CRUDE OIL
While we expect today’s US inflation reading to impact the first several hours of trade in the energy complex, the bear camp is likely to garner the edge after outside market influences moderate. In fact, business sentiment in China registered a record low from unrelenting Covid restrictions, with projections of millions returning to lockdown and the number of cities seeing fresh restrictions expanding. Other demand signals overnight were mixed with Japan posting a 5.1% jump in September crude oil imports while Indian September crude oil imports declined at the largest pace in 18-months.

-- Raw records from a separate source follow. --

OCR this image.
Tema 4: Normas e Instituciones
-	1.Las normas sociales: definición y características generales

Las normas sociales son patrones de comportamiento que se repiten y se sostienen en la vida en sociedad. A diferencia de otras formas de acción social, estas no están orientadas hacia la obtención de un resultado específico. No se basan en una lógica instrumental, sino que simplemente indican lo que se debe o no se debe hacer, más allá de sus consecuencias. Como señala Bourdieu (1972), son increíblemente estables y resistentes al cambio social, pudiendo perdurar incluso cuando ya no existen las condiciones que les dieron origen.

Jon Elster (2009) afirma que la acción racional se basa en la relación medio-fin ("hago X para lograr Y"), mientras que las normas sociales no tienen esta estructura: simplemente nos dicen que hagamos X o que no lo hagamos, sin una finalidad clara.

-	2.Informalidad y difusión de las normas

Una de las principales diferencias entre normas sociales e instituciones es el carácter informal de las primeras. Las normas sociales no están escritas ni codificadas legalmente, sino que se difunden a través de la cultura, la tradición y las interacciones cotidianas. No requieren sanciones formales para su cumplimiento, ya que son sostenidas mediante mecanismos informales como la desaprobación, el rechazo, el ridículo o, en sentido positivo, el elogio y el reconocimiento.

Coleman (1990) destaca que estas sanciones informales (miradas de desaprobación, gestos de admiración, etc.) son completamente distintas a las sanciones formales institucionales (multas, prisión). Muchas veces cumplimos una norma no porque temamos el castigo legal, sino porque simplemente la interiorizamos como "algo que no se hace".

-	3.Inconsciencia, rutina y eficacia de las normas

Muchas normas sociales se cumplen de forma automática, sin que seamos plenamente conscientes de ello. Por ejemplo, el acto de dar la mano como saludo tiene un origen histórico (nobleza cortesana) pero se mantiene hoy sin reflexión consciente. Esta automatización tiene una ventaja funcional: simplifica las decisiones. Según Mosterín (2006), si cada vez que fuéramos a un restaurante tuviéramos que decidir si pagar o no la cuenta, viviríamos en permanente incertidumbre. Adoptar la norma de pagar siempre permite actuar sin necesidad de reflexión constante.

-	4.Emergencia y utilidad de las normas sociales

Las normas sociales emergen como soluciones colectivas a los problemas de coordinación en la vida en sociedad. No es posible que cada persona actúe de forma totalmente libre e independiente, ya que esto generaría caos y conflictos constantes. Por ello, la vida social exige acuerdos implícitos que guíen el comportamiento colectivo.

On the other hand, China reportedly stepped in and bought significant barrels for refiners this month to ramp up fuel exports. Therefore, reports of severe diesel supply tightness in Europe and two-year lows in Chinese diesel inventories should provide indirect support to crude oil going forward. The bull case already had tight diesel supply forces at work earlier this year and with colder temperatures approaching next month, diesel/distillates could soon play catch up to the gains in gasoline and in turn raise fair value pricing in crude oil. The trade should continue to see lift from next week’s looming implementation of OPEC+ production cuts, even though the cuts are expected to be half the agreed upon amount. However, the bull camp is also benefiting from an improvement in energy demand expectations prompted by less fear of Fed overtightening, but that view could be tested today following US PCE. Certainly, seeing US weekly crude oil exports rise above 5 million barrels per day in the face of a very highly valued US dollar signals better international demand.
NATURAL GAS
We leave the edge with the bear camp in natural gas as US and European forecasts into the end of the first week of November call for mild temperatures. In fact, temperatures in New York City next week could reach 68 degrees Fahrenheit (20 degrees Celsius) with warm to mild temperatures also seen in the Eastern “half” of the US. In retrospect, the natural gas market failed to hold up in the wake of a “smallish” weekly EIA injection to storage yesterday and that might be the result of predictions that total European gas storage could end the coming winter at 33% of capacity. Furthermore, prices were not supported despite the week over week expansion of US working gas in storage deficit to the 5-year average. Total storage stands at 3,394 bcf, or 5.5% below the 5-year average. Over the last four weeks, natural gas storage has increased 417 bcf. It should be noted that working gas in storage in the US should begin to fall in the next 2 weeks according to seasonal history. We leave the edge with the bear camp with weather remaining bearish through the end of next week and the market yesterday failing to find support in the wake of a very small weekly injection figure. The latest estimate on the return of the Freeport export facility has not been established yet although some feed gas deliveries were made to the facility last week.